Perseguitati a motivo di Cristo
12 novembre 2014
Un giorno una parola – commento a I Pietro 4, 12-13
Certo, il Signore mi ha castigato, ma non mi ha dato in balia della morte.
(Salmo 118, 18)
Carissimi, non vi stupite per l’incendio che divampa in mezzo a voi per provarvi, come se vi accadesse qualcosa di strano. Anzi, rallegratevi in quanto partecipate alle sofferenze di Cristo, perché anche al momento della rivelazione della sua gloria possiate rallegrarvi ed esultare.
(I Pietro 4, 12-13)
La 1ª lettera di Pietro parla a più riprese delle sofferenze che i suoi lettori si trovano ad affrontare a causa di una persecuzione che, pur non essendo ancora particolarmente sanguinosa, è devastante come un incendio, specie per convertiti dal paganesimo, psicologicamente impreparati a soffrire per il solo fatto di esser diventati cristiani.
Il nostro pensiero corre, sgomento e solidale, a coloro che, in paesi lontani, soffrono per il puro e semplice fatto di essere credenti in Cristo. Le loro chiese sono incendiate, le loro case distrutte e i loro affetti spezzati, le loro stesse vite distrutte, se non hanno la fortuna di trovare scampo nella fuga e nell’esilio.
Anche noi abbiamo sofferto persecuzioni, ma esse sono oggi più che altro un ricordo, di cui ci dicono i libri che narrano la nostra storia. Oggi abbiamo il privilegio di professare in pace la nostra fede, anzi di vivere in una civiltà che si dice cristiana. Certo, rimane da verificare se e quanto lo sia, e anche se e quanto cristiani siamo noi… ma questo è un altro discorso.

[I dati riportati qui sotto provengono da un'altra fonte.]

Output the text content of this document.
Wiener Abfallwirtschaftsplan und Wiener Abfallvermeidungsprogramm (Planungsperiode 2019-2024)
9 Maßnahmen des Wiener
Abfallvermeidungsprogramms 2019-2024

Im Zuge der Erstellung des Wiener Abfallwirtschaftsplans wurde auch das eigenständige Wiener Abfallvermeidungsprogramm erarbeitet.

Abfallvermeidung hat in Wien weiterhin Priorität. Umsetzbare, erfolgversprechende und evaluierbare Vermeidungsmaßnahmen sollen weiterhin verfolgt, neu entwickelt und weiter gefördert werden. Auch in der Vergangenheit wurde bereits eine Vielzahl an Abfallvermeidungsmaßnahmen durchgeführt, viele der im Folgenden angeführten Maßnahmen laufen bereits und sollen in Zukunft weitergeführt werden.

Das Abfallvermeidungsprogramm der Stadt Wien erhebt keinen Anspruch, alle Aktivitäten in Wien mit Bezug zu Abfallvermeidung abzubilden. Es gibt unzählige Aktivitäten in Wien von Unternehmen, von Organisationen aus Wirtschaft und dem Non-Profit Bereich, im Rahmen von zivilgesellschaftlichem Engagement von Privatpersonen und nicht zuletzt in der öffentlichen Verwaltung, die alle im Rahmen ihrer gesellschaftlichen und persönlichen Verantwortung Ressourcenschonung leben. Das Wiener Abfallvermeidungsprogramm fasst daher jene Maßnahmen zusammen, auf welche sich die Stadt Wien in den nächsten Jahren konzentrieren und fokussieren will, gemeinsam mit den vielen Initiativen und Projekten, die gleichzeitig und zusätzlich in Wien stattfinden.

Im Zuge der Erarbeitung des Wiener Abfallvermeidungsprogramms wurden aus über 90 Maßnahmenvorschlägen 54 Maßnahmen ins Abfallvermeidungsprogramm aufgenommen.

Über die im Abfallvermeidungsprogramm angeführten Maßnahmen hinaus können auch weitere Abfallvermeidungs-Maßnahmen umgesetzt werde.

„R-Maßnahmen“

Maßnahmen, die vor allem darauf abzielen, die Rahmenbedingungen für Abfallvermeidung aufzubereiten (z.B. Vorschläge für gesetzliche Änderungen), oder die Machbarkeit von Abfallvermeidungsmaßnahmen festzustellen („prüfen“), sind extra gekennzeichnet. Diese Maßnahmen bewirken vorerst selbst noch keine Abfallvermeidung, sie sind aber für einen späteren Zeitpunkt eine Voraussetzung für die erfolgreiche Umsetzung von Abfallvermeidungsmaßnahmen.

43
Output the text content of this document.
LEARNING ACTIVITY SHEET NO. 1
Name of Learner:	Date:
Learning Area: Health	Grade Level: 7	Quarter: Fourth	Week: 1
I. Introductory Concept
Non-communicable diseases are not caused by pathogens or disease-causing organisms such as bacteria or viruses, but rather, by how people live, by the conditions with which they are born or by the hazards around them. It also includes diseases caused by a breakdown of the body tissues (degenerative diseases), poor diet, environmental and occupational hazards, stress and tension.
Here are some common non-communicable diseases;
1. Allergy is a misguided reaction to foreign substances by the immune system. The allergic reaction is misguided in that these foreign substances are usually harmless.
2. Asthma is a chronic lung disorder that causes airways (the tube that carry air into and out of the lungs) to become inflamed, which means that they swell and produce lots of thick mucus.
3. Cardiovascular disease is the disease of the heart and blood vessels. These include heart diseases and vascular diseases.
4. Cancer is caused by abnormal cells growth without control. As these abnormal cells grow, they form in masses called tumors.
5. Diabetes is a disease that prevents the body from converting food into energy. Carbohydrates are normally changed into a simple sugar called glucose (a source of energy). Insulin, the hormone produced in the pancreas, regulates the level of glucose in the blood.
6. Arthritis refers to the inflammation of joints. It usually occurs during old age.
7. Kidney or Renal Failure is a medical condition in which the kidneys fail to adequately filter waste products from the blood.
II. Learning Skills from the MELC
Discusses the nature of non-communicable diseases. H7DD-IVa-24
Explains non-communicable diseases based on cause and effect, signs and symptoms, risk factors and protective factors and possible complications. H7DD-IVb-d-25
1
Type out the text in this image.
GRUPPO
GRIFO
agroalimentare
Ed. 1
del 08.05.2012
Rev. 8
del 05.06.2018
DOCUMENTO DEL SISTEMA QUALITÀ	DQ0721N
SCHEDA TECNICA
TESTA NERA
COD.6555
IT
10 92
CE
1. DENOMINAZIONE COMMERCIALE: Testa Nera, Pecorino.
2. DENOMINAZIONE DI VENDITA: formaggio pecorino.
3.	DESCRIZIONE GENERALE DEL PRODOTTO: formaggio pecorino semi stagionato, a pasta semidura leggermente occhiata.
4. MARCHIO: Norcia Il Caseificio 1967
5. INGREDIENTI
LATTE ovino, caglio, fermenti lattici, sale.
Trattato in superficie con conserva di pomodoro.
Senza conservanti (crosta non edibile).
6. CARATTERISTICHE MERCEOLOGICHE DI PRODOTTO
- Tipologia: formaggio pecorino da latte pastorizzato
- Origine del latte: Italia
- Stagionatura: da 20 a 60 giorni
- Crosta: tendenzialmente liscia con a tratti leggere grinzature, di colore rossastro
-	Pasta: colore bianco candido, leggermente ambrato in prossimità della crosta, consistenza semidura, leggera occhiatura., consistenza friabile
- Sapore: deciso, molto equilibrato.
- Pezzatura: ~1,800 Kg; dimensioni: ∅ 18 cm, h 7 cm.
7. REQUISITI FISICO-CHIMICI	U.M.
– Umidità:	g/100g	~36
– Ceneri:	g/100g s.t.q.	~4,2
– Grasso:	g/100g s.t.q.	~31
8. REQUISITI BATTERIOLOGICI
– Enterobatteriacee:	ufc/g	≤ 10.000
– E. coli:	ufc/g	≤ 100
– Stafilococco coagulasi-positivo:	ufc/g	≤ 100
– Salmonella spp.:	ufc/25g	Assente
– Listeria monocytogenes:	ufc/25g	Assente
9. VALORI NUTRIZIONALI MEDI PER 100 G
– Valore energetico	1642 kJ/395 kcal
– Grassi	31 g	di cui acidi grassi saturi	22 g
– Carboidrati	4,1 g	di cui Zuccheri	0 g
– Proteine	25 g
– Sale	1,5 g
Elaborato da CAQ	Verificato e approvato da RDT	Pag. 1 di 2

Alle nostre sorelle e ai nostri fratelli perseguitati per la loro fede, pensiamo con lo stesso affetto e spirito di preghiera con cui Pietro pensa ai suoi lettori, e ricordiamo loro che, nella durezza della prova, essi condividono in qualche modo le sofferenze di Cristo, mentre Cristo stesso partecipa alle loro; questo può essere perfino motivo di allegrezza, nella prospettiva che, alla fine della storia, non c’è il vuoto o il nulla, ma il mondo nuovo di Dio nel quale una storia nuova comincia, una storia dove “non ci sarà più né grido né cordoglio né dolore, perché le cose di prima sono passate” (Apocalisse 21, 4).